According to the report, the largest wave of departures from Afghanistan occurred in 2022, when 183 journalists fled. The outflow continued in subsequent years, including 82 journalists in 2025. The organization said the actual number of Afghan journalists in exile is likely higher, as many cases remain unrecorded.
RSF highlighted that even after escaping the Taliban, many journalists remain vulnerable in host countries. In Pakistan, a major transit country, mass deportations of Afghan refugees since 2023 have forced at least 50 journalists back to Afghanistan. Residence visas for others are rarely renewed, pushing them into illegal status.
“After spending a whole day in a Pakistani police detention centre, I was forced to pay 115,000 Pakistani rupees [around 350 euros] to avoid deportation and secure my release. In early February, my landlord asked me to leave the property,” an Afghan reporter living as a refugee in Islamabad told RSF in March 2026.

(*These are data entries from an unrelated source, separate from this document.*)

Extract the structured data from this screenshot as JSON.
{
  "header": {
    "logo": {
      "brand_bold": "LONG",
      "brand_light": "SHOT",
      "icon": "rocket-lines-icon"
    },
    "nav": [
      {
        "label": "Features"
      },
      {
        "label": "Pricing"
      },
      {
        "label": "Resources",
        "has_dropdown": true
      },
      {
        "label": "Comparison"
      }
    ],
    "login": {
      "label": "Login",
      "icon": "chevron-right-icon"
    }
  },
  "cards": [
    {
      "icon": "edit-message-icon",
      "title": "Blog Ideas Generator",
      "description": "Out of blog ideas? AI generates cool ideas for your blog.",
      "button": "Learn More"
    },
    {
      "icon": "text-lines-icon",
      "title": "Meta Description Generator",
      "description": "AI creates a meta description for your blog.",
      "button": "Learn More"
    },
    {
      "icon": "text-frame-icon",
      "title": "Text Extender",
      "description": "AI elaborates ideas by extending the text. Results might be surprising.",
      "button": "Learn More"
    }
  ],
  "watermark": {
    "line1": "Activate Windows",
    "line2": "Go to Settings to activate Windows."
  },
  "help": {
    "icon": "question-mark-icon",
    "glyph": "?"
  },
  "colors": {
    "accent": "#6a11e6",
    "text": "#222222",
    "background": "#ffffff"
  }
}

Inside Afghanistan, the Taliban continue to restrict media. At least five journalists remain in detention, according to RSF data.
“For Afghan journalists, the choice becomes more limited with each passing year: disappear from the media landscape, go into exile, or risk detention,” the watchdog said.
Since regaining power in August 2021, the Taliban have imposed sweeping restrictions on independent media. They have conducted repeated raids on newsrooms, forced the closure of numerous outlets, and arrested dozens of journalists and media workers. Hundreds of journalists and activists fled the country in the immediate months after the takeover, fearing persecution, torture or imprisonment.
The RSF report shows journalist exile worldwide has expanded sharply, with the number of affected countries doubling from 19 in 2021 to 40 in 2025. While Afghanistan dominates the figures, significant displacement has also been recorded from Russia (160 journalists), Myanmar (more than 100 journalists), countries in the Sahel region, and parts of Latin America affected by political instability and organised crime.
The watchdog called on governments to provide exiled journalists with stronger protections, including long-term visas, safeguards against deportation, financial assistance and integration support. It described exiled journalists as “the last line of defence against disinformation and propaganda.”